Далее видно поле. В иную пору года подёрнуто оно зелёным бархатом, в другую появляется на нём роскошная жатва в рост человеческий. Малютка любуется, как ветер по ней то бежит длинною струёю, то, играя, вьёт завитки, то гонит волны перекатные или облако цветной пыли, обдающей его какою-то благоуханною свежестью. О! как весело мальчику броситься и утонуть в густой ржи! Как он нежится в этом лесу колосьев! Но вот зарделась вечерняя заря. Будто на небе где-то распахнулись настежь ворота и понесло через них холодком; роса пала на землю, жаворонки замолкли; зато закудахтали перепела, загорелся неугомонный крик дергачей. Таинственно выходили из калитки дядька Ларивон и барчонок, как он называл своего питомца, хотя Ваня только сынок купеческий. Будто крадутся они от людей для какого-нибудь худого дела, ныряя в глиняных ямах и рытвинах, помимо протоптанных дорожек. Вот показалась тёмная полоса, и над нею переливается золотистая поверхность; ещё далее, и для Вани закрылся румяный горизонт - он ничего не видит, кроме стены высокой жатвы. Дядька даёт ему знак, чтобы он присел, а сам заботливо устраивает западню. Ваня садится на корточки, притаив дыхание. Засвистала дудочка тихо, нежно, будто замирает голос птички. Крик перепела встрепенулся где-то вдали, потом бьёт ближе, живее; дудочка ему отвечает, и вот повели они промеж себя любовный разговор. Ещё минута, и какой-то клубочек упал в рожь, что-то стукнуло… "Попал!" - кричит дядька, и мальчик опрометью бежит на этот крик, путается и падает во ржи. Наконец пойманная птичка в его руках. Как будто в лад бьётся сердце у ней и у того, кто её держит. Он целует её, называет её самыми нежными именами, утешает, говорит, что ей будет хорошо жить у него. Восторгам малютки нет конца.

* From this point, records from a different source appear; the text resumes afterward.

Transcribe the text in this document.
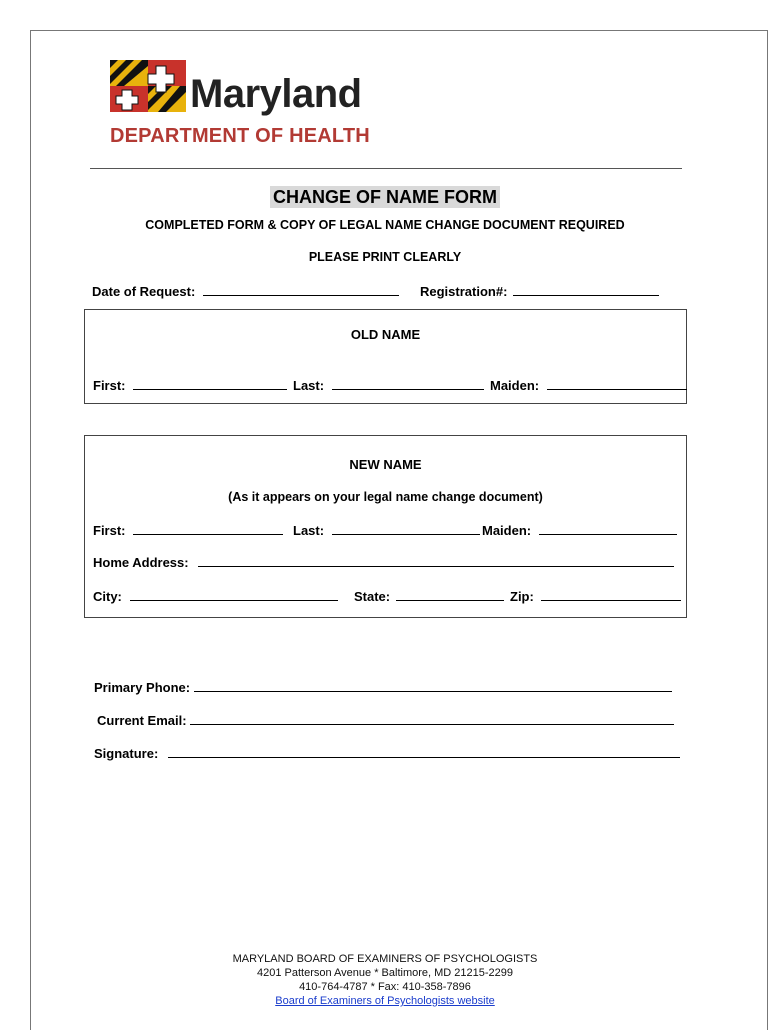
Maryland
DEPARTMENT OF HEALTH
CHANGE OF NAME FORM
COMPLETED FORM & COPY OF LEGAL NAME CHANGE DOCUMENT REQUIRED
PLEASE PRINT CLEARLY
Date of Request:	Registration#:
OLD NAME
First:	Last:	Maiden:
NEW NAME
(As it appears on your legal name change document)
First:	Last:	Maiden:
Home Address:
City:	State:	Zip:
Primary Phone:
Current Email:
Signature:
MARYLAND BOARD OF EXAMINERS OF PSYCHOLOGISTS
4201 Patterson Avenue * Baltimore, MD 21215-2299
410-764-4787 * Fax: 410-358-7896
Board of Examiners of Psychologists website
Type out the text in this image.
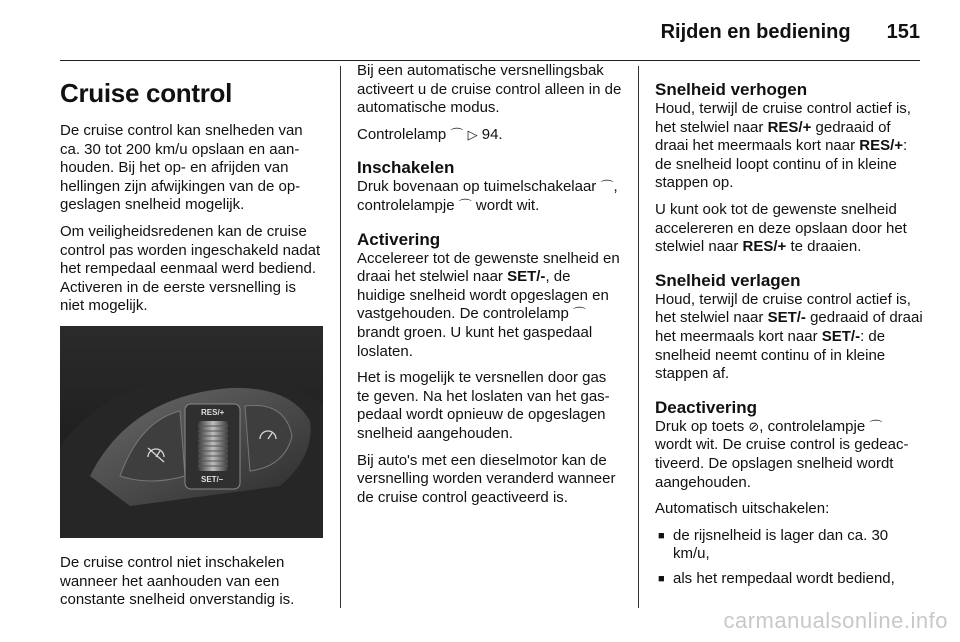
Rijden en bediening 151
Cruise control

De cruise control kan snelheden van ca. 30 tot 200 km/u opslaan en aanhouden. Bij het op- en afrijden van hellingen zijn afwijkingen van de opgeslagen snelheid mogelijk.

Om veiligheidsredenen kan de cruise control pas worden ingeschakeld nadat het rempedaal eenmaal werd bediend. Activeren in de eerste versnelling is niet mogelijk.

RES/+
SET/–

De cruise control niet inschakelen wanneer het aanhouden van een constante snelheid onverstandig is.

Bij een automatische versnellingsbak activeert u de cruise control alleen in de automatische modus.

Controlelamp ⌒ ▷ 94.

Inschakelen

Druk bovenaan op tuimelschakelaar ⌒, controlelampje ⌒ wordt wit.

Activering

Accelereer tot de gewenste snelheid en draai het stelwiel naar SET/-, de huidige snelheid wordt opgeslagen en vastgehouden. De controlelamp ⌒ brandt groen. U kunt het gaspedaal loslaten.

Het is mogelijk te versnellen door gas te geven. Na het loslaten van het gaspedaal wordt opnieuw de opgeslagen snelheid aangehouden.

Bij auto's met een dieselmotor kan de versnelling worden veranderd wanneer de cruise control geactiveerd is.

Snelheid verhogen

Houd, terwijl de cruise control actief is, het stelwiel naar RES/+ gedraaid of draai het meermaals kort naar RES/+: de snelheid loopt continu of in kleine stappen op.

U kunt ook tot de gewenste snelheid accelereren en deze opslaan door het stelwiel naar RES/+ te draaien.

Snelheid verlagen

Houd, terwijl de cruise control actief is, het stelwiel naar SET/- gedraaid of draai het meermaals kort naar SET/-: de snelheid neemt continu of in kleine stappen af.

Deactivering

Druk op toets ⊘, controlelampje ⌒ wordt wit. De cruise control is gedeactiveerd. De opslagen snelheid wordt aangehouden.

Automatisch uitschakelen:

■ de rijsnelheid is lager dan ca. 30 km/u,
■ als het rempedaal wordt bediend,
carmanualsonline.info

Подле полуденной садовой калитки, у наружной стены забора, лицом к городу, Ваня, с помощью дядьки, устроил себе скамеечку. Тут он, иногда с матерью, иногда на коленях пригожей соседки, купеческой дочери, которая очень ласкает его, и даже один, засиживается по целым часам. От ножек скамейки начинается зелёный скат к реке Холодянке. Вот спешит и всё спешит она унести свои воды в реку, которая издали будто манит её к себе. На пустынной Холодянке ни одного челнока, берега тесно сжимают её; а там какое раздолье! Полногрудая красавица кокетливо выказывает только край своей голубой ферязи, только мелькают разноцветные ленты, развевающиеся на бесчисленных мачтах её караванов. И вот почему речка так суетливо торопится всё вперёд и вперёд! Казалось бы, немного добежать и броситься в широкое раздолье, а тут, назло ей, загородила дорогу колдунья-мельница. Брюзжит старушка, и стучит костылями, и поднимает пыль столбом. Смирные до сих пор воды сердито бросаются на неё; начинается схватка - вопль, тревога на всю окрестность… Но вот вырвались они из плена. Вспененные, весело, игриво, как бы радуясь своей свободе, они бросаются в широкие объятия M-ы реки, которая сама спешит отнести свою добычу ожидающей её неподалёку О-е. Влево, между мельницей и кожевенным заводом, стоящим в Запрудье, виден вдали Ба-ев монастырь. Туда Ваня ездит иногда на богомолье с своею матерью. Там лик Спасителя так приветливо на него смотрит, а добрый старец-архимандрит, благословляя его и давая ему свою ручку поцеловать, всегда жалует его просвирой. За монастырём тянется мрачный лес, которому конца не видно. Вправо, против мельницы, на отвесной вышине, одиноко стоит полуразвалившаяся башня, которая, как старый, изувеченный инвалид, не хочет ещё сойти с своего сторожевого поста. Кругом всё развалины. В нескольких саженях от неё начинается гряда камней, всё идёт возвышаясь, сливается потом в сплошную стену и наконец замыкается высокою угловою башнею. Это отрывок кремля, построенного в давние времена от нашествия татар. Широкая стена, которая поворачивает влево от этого угла, более уцелела, несмотря на то что она беспрестанно расхищалась на разные постройки, казённые и из-за них частные.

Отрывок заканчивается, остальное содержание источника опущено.